Some exotic uses of 3D printers have been in the news lately, from printing goodies with chocolate to turning out guns. Intriguing as those examples are, the reality is that 3D printing has been in use in the real world for a while, though its uses may not be so glamorous or controversial.
When Wesko Locks Ltd. wanted to provide a client with a prototype of a new lock design, the Mississauga, Ont., lock company used to have to prepare tooling first. That took about six weeks, according to Tony Sabelli, Wesko’s head of engineering, and if the prototype wasn’t exactly what the client wanted, the tooling would have to be modified before production began.

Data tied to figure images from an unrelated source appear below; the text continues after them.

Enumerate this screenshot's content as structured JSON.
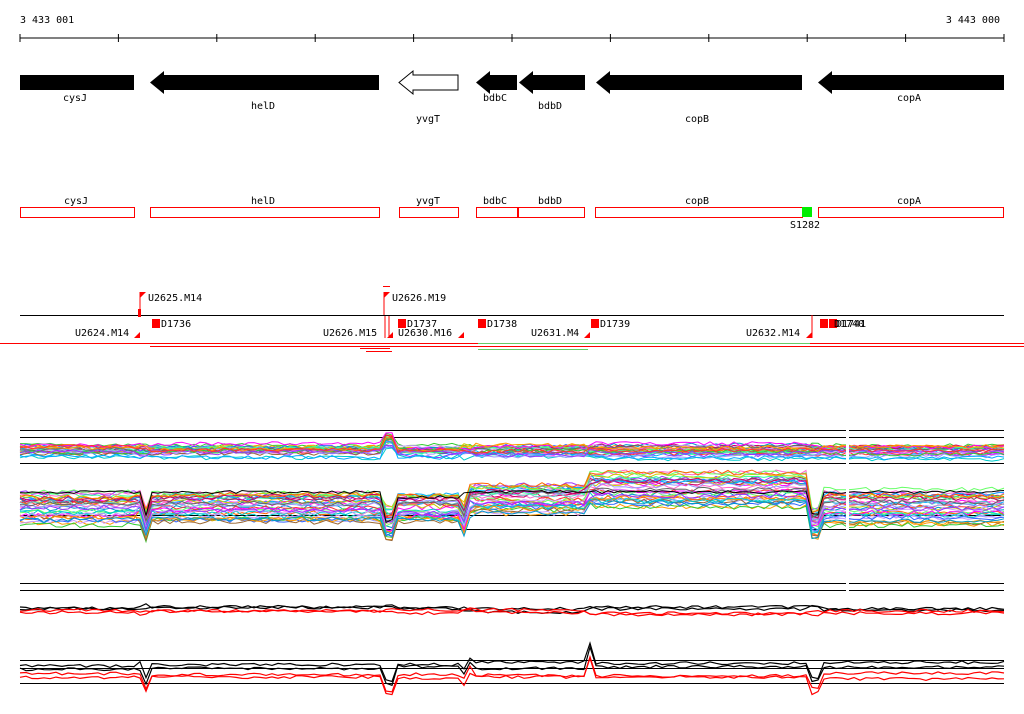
{
  "ruler": {
    "start_label": "3 433 001",
    "end_label": "3 443 000"
  },
  "genes": [
    {
      "name": "cysJ",
      "strand": "-",
      "filled": true
    },
    {
      "name": "helD",
      "strand": "-",
      "filled": true
    },
    {
      "name": "yvgT",
      "strand": "-",
      "filled": false
    },
    {
      "name": "bdbC",
      "strand": "-",
      "filled": true
    },
    {
      "name": "bdbD",
      "strand": "-",
      "filled": true
    },
    {
      "name": "copB",
      "strand": "-",
      "filled": true
    },
    {
      "name": "copA",
      "strand": "-",
      "filled": true
    }
  ],
  "gene_boxes": [
    "cysJ",
    "helD",
    "yvgT",
    "bdbC",
    "bdbD",
    "copB",
    "copA"
  ],
  "site_marker": {
    "label": "S1282",
    "color": "#00ee00"
  },
  "transcripts_top": [
    "U2625.M14",
    "U2626.M19"
  ],
  "transcripts_bottom": [
    "U2624.M14",
    "U2626.M15",
    "U2630.M16",
    "U2631.M4",
    "U2632.M14"
  ],
  "downstream_sites": [
    "D1736",
    "D1737",
    "D1738",
    "D1739",
    "D1740",
    "D1741"
  ],
  "colors": {
    "accent": "#ff0000",
    "site": "#00ee00",
    "gene": "#000000"
  }
}
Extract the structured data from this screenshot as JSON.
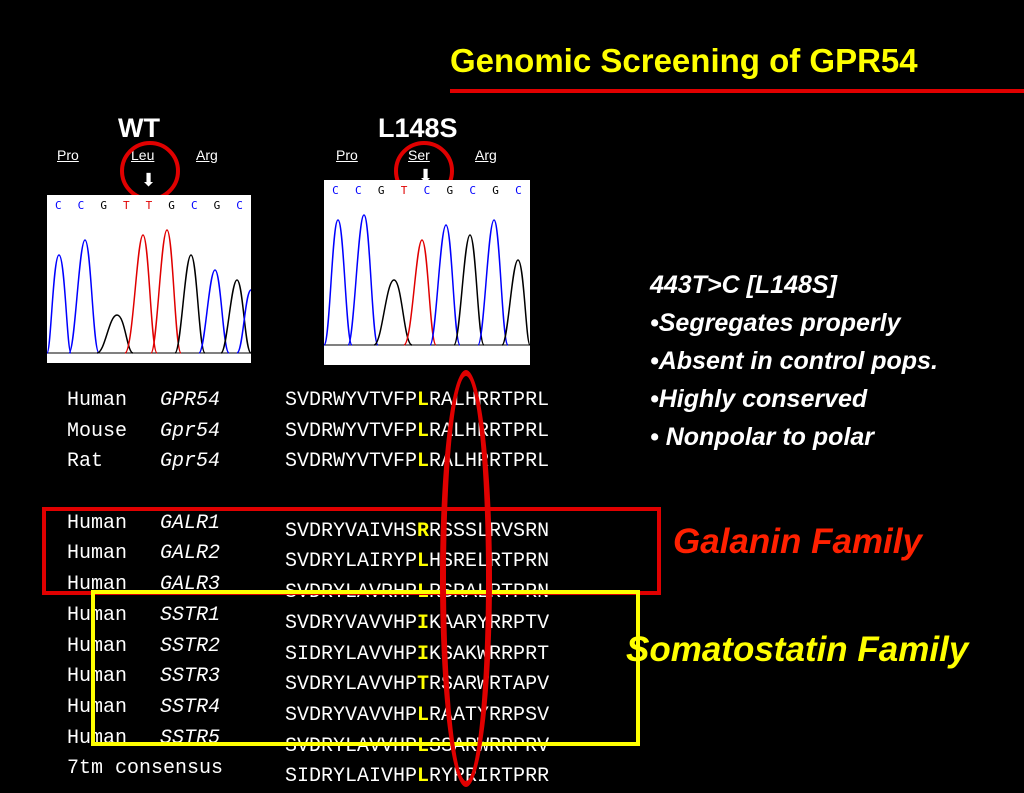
{
  "title": "Genomic Screening of GPR54",
  "wt": {
    "label": "WT",
    "codons": [
      "Pro",
      "Leu",
      "Arg"
    ],
    "bases": [
      "C",
      "C",
      "G",
      "T",
      "T",
      "G",
      "C",
      "G",
      "C"
    ],
    "base_colors": [
      "#0000ff",
      "#0000ff",
      "#000000",
      "#e00000",
      "#e00000",
      "#000000",
      "#0000ff",
      "#000000",
      "#0000ff"
    ]
  },
  "mut": {
    "label": "L148S",
    "codons": [
      "Pro",
      "Ser",
      "Arg"
    ],
    "bases": [
      "C",
      "C",
      "G",
      "T",
      "C",
      "G",
      "C",
      "G",
      "C"
    ],
    "base_colors": [
      "#0000ff",
      "#0000ff",
      "#000000",
      "#e00000",
      "#0000ff",
      "#000000",
      "#0000ff",
      "#000000",
      "#0000ff"
    ]
  },
  "notes": {
    "heading": "443T>C [L148S]",
    "bullets": [
      "•Segregates properly",
      "•Absent in control pops.",
      "•Highly conserved",
      "• Nonpolar to polar"
    ]
  },
  "alignment": [
    {
      "species": "Human",
      "gene": "GPR54",
      "pre": "SVDRWYVTVFP",
      "res": "L",
      "post": "RALHRRTPRL"
    },
    {
      "species": "Mouse",
      "gene": "Gpr54",
      "pre": "SVDRWYVTVFP",
      "res": "L",
      "post": "RALHRRTPRL"
    },
    {
      "species": "Rat",
      "gene": "Gpr54",
      "pre": "SVDRWYVTVFP",
      "res": "L",
      "post": "RALHRRTPRL"
    },
    {
      "species": "",
      "gene": "",
      "pre": "",
      "res": "",
      "post": ""
    },
    {
      "species": "Human",
      "gene": "GALR1",
      "pre": "SVDRYVAIVHS",
      "res": "R",
      "post": "RSSSLRVSRN"
    },
    {
      "species": "Human",
      "gene": "GALR2",
      "pre": "SVDRYLAIRYP",
      "res": "L",
      "post": "HSRELRTPRN"
    },
    {
      "species": "Human",
      "gene": "GALR3",
      "pre": "SVDRYLAVRHP",
      "res": "L",
      "post": "RSRALRTPRN"
    },
    {
      "species": "Human",
      "gene": "SSTR1",
      "pre": "SVDRYVAVVHP",
      "res": "I",
      "post": "KAARYRRPTV"
    },
    {
      "species": "Human",
      "gene": "SSTR2",
      "pre": "SIDRYLAVVHP",
      "res": "I",
      "post": "KSAKWRRPRT"
    },
    {
      "species": "Human",
      "gene": "SSTR3",
      "pre": "SVDRYLAVVHP",
      "res": "T",
      "post": "RSARWRTAPV"
    },
    {
      "species": "Human",
      "gene": "SSTR4",
      "pre": "SVDRYVAVVHP",
      "res": "L",
      "post": "RAATYRRPSV"
    },
    {
      "species": "Human",
      "gene": "SSTR5",
      "pre": "SVDRYLAVVHP",
      "res": "L",
      "post": "SSARWRRPRV"
    },
    {
      "species": "7tm consensus",
      "gene": "",
      "pre": "SIDRYLAIVHP",
      "res": "L",
      "post": "RYRRIRTPRR"
    }
  ],
  "families": {
    "galanin": "Galanin Family",
    "somatostatin": "Somatostatin Family"
  },
  "colors": {
    "title": "#ffff00",
    "accent_red": "#e00000",
    "highlight": "#ffff00",
    "trace_blue": "#0000ff",
    "trace_red": "#e00000"
  }
}
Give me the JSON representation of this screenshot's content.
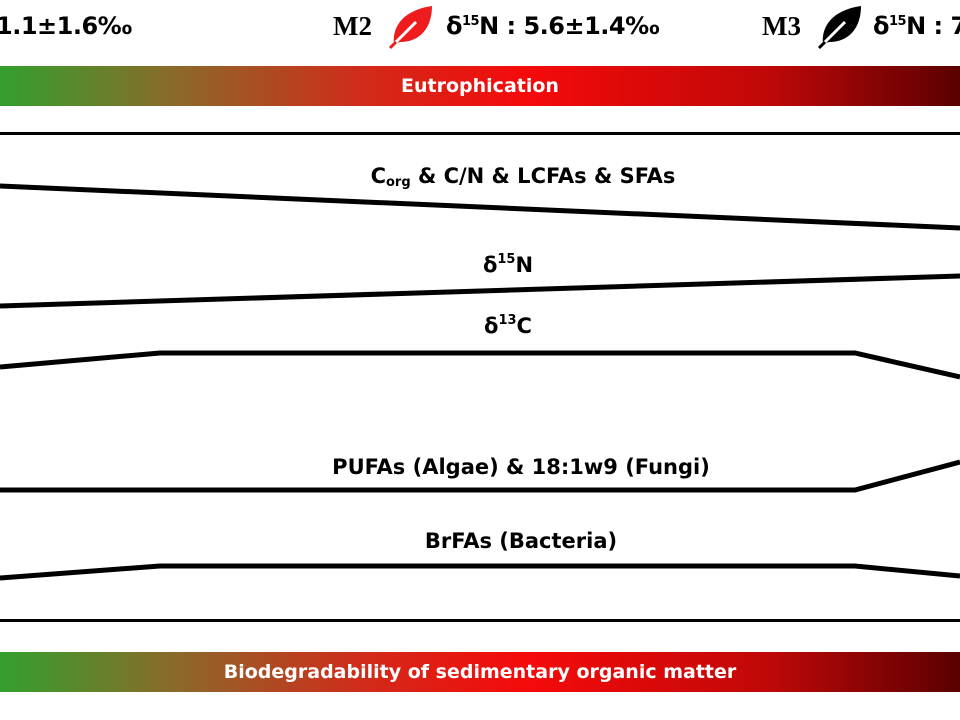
{
  "header": {
    "m1_value": "1.1±1.6‰",
    "m2_label": "M2",
    "m2_delta": "δ",
    "m2_iso": "15",
    "m2_value": "N : 5.6±1.4‰",
    "m2_leaf_color": "#ee1c1c",
    "m3_label": "M3",
    "m3_delta": "δ",
    "m3_iso": "15",
    "m3_value": "N : 7",
    "m3_leaf_color": "#000000"
  },
  "top_bar": {
    "label": "Eutrophication"
  },
  "bottom_bar": {
    "label": "Biodegradability of sedimentary organic matter"
  },
  "curves": {
    "corg": {
      "c": "C",
      "sub": "org",
      "rest": " & C/N & LCFAs & SFAs"
    },
    "d15n": {
      "delta": "δ",
      "iso": "15",
      "el": "N"
    },
    "d13c": {
      "delta": "δ",
      "iso": "13",
      "el": "C"
    },
    "pufa": {
      "text": "PUFAs (Algae) & 18:1w9 (Fungi)"
    },
    "brfa": {
      "text": "BrFAs (Bacteria)"
    }
  },
  "colors": {
    "gradient_start": "#33a02c",
    "gradient_mid": "#f50a0a",
    "gradient_end": "#5a0000"
  }
}
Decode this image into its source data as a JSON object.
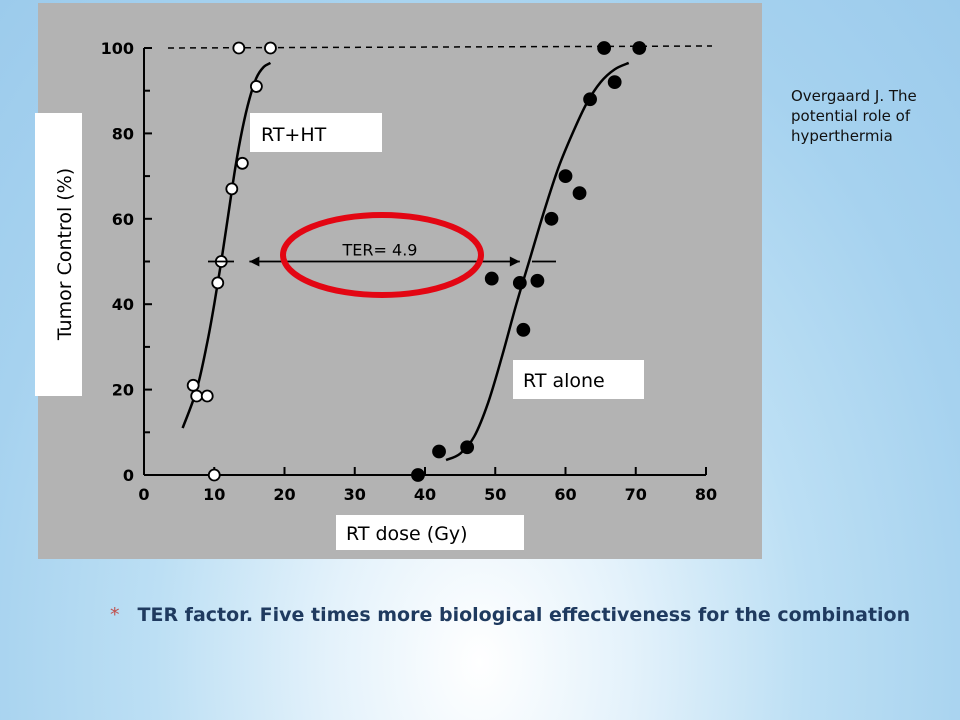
{
  "citation": {
    "lines": [
      "Overgaard  J. The",
      "potential role of",
      "hyperthermia"
    ]
  },
  "caption": {
    "bullet": "*",
    "text": "TER factor. Five times more biological effectiveness for the combination"
  },
  "colors": {
    "plot_bg": "#b3b3b3",
    "highlight": "#e30613",
    "text": "#000000"
  },
  "chart_data": {
    "type": "scatter",
    "xlim": [
      0,
      80
    ],
    "ylim": [
      0,
      100
    ],
    "x_ticks": [
      0,
      10,
      20,
      30,
      40,
      50,
      60,
      70,
      80
    ],
    "y_ticks": [
      0,
      20,
      40,
      60,
      80,
      100
    ],
    "xlabel": "RT dose (Gy)",
    "ylabel": "Tumor Control (%)",
    "series": [
      {
        "name": "RT+HT",
        "marker": "open-circle",
        "points": [
          [
            7,
            21
          ],
          [
            7.5,
            18.5
          ],
          [
            9,
            18.5
          ],
          [
            10,
            0
          ],
          [
            10.5,
            45
          ],
          [
            11,
            50
          ],
          [
            12.5,
            67
          ],
          [
            14,
            73
          ],
          [
            16,
            91
          ],
          [
            13.5,
            100
          ],
          [
            18,
            100
          ]
        ],
        "curve": [
          [
            5.5,
            11
          ],
          [
            7.5,
            20
          ],
          [
            9,
            31
          ],
          [
            10,
            40
          ],
          [
            11,
            50
          ],
          [
            12,
            61
          ],
          [
            13,
            72
          ],
          [
            14,
            81
          ],
          [
            15,
            88
          ],
          [
            16,
            93
          ],
          [
            17,
            95.5
          ],
          [
            18,
            96.5
          ]
        ]
      },
      {
        "name": "RT alone",
        "marker": "filled-circle",
        "points": [
          [
            39,
            0
          ],
          [
            42,
            5.5
          ],
          [
            46,
            6.5
          ],
          [
            49.5,
            46
          ],
          [
            53.5,
            45
          ],
          [
            54,
            34
          ],
          [
            56,
            45.5
          ],
          [
            58,
            60
          ],
          [
            60,
            70
          ],
          [
            62,
            66
          ],
          [
            63.5,
            88
          ],
          [
            65.5,
            100
          ],
          [
            67,
            92
          ],
          [
            70.5,
            100
          ]
        ],
        "curve": [
          [
            43,
            3.5
          ],
          [
            45,
            5
          ],
          [
            47,
            9
          ],
          [
            49,
            17
          ],
          [
            51,
            28
          ],
          [
            53,
            40
          ],
          [
            55,
            51
          ],
          [
            57,
            62
          ],
          [
            59,
            72
          ],
          [
            61,
            80
          ],
          [
            63,
            87
          ],
          [
            65,
            92
          ],
          [
            67,
            95
          ],
          [
            69,
            96.5
          ]
        ]
      }
    ],
    "reference_line": {
      "y": 100,
      "style": "dashed"
    },
    "annotation": {
      "label": "TER= 4.9",
      "arrow_from_x": 15,
      "arrow_to_x": 53.5,
      "y": 50
    }
  }
}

Early in 2011 Wesko – which Sabelli says makes more than 500 different kinds of locks, mainly for office furniture manufacturers – installed a Stratasys 3D printer. With this printer, Wesko can produce a lock prototype in a few hours.
That means clients can see designs much faster and Wesko can get into production faster. And prototyping on a 3D printer is cheaper too – Sabelli says the company has saved easily $50,000 since buying the machine.
Since the 3D printer makes it much quicker and cheaper to produce prototypes, says Sabelli, “now that it’s there we try out everything now.” Wesko also finds other uses for the machine, like creating small jigs to hold parts that need extra machining. “It’s addictive,” Sabelli says. “Once you have it, you try to use it as much as you can.”
Prototyping is “by far and away the largest market for 3D printers,” accounting for 80 to 90 per cent of sales, says Doug Angus-Lee, 3D printer product manager at Javelin Technologies Inc., an Oakville, Ont., reseller of 3D printers and design software. Other uses include medical applications – producing custom orthotic devices, for instance. Making custom jigs for manufacturing is another use.
Invisalign clear braces for straightening teeth are made with a 3D printing process, says Evan Hardie, research manager for printer and hardcopy peripherals at International Data Corp. (Canada) Ltd. in Toronto. “They’re doing millions of units, all custom.”
Small-volume production – items like airplane engine parts and air dams for Formula One racing cars – account for a growing share of 3D printer uses, Hardie says. While lower-cost 3D printers for consumers have been drawing media attention, he adds, that market segment remains small.
Crosswing Inc., a Toronto robotics company, has used a Stratasys printer for about five years to produce parts for home and medical robots and for prototyping. Crosswing’s robots are low-volume products, says Dale Wick, the company’s chief technology officer, so some parts are more economically produced with a 3D printer than by other methods – like the I-beam that supports the wheels and motor of one model, of which Crosswing makes about one a month.
In the past, Wick says, Crosswing would have made some prototype parts by creating a mold, pouring resin and then waiting three weeks for the resin to cure. Other parts would have had to be machined, a labour-intensive process. Instead of three weeks of elapsed time and 16 to 20 hours of labour to make one prototype, Wick says, “I can do two iterations a day and we spend a little bit of time thinking about it in between.”
The technology does have some weaknesses. The resolution of 3D printers isn’t always good enough to make small parts perfectly, Sabelli says, and prototypes may need a bit of cleaning up – such as filing by hand – to work properly. On the flip side, Wick says, 3D printing can do some things injection molding can’t, which means that if you prototype with a 3D printer “you do really need to re-engineer your parts when you’re going to mass production.”
And because of limitations on things like how much part of a design can overhang without breaking, Hardie says, “if you’re a designer you have to really know what you’re doing.”